Rutgers prudently limited BAKA’s ability to participate in on-campus events after these incidents, but the organization that took their place—Students for Justice in Palestine (SJP)—is no better. The Times quoted officials with the Center for Law and Justice who praised Marcus’s move and cited SJP as a source of particular consternation, but the reporters did not delve into the group’s activities. If they had, they’d find that the organization’s activities—among them declaring that “Zionists are racists,” supporting anti-Zionist individuals despite credible accusations of child abuse, and endorsing Hamas’s governing platform, which labels the entire state of Israel “occupied territory”—fits any cogent definition of anti-Semitism.

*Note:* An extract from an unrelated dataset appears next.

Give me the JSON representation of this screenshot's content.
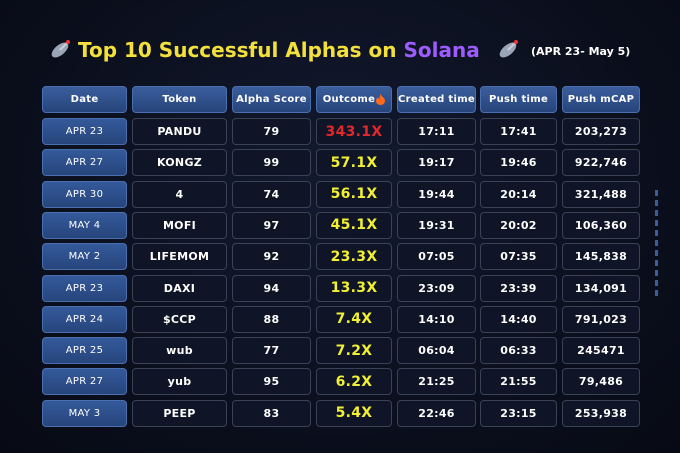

This is to say nothing of the abuse and harassment that American Jews experience on college campuses that play host to SJP’s regular “Israel apartheid weeks.”
Some might attribute the Times’ neutral portrayal of groups that tacitly support violence and people like Omar Barghouti—an activist who “will never accept a Jewish state in Palestine” and has explicitly endorsed “armed resistance” against Jews, who he insists are “not a people”—to ignorance, as though that would neutralize the harm this dispatch might cause. But the Times piece has emboldened those who see Israel’s Jewish character as a threat both to its political culture and our own. That worrying sentiment was succinctly expressed by New York Magazine’s Eric Levitz: “You don’t have to be a staunch supporter of the Palestinian cause to question Israel’s right to exist as a Jewish state.”
The benefit of the doubt only extends so far. Even the charitably inclined should have discovered its limits by now.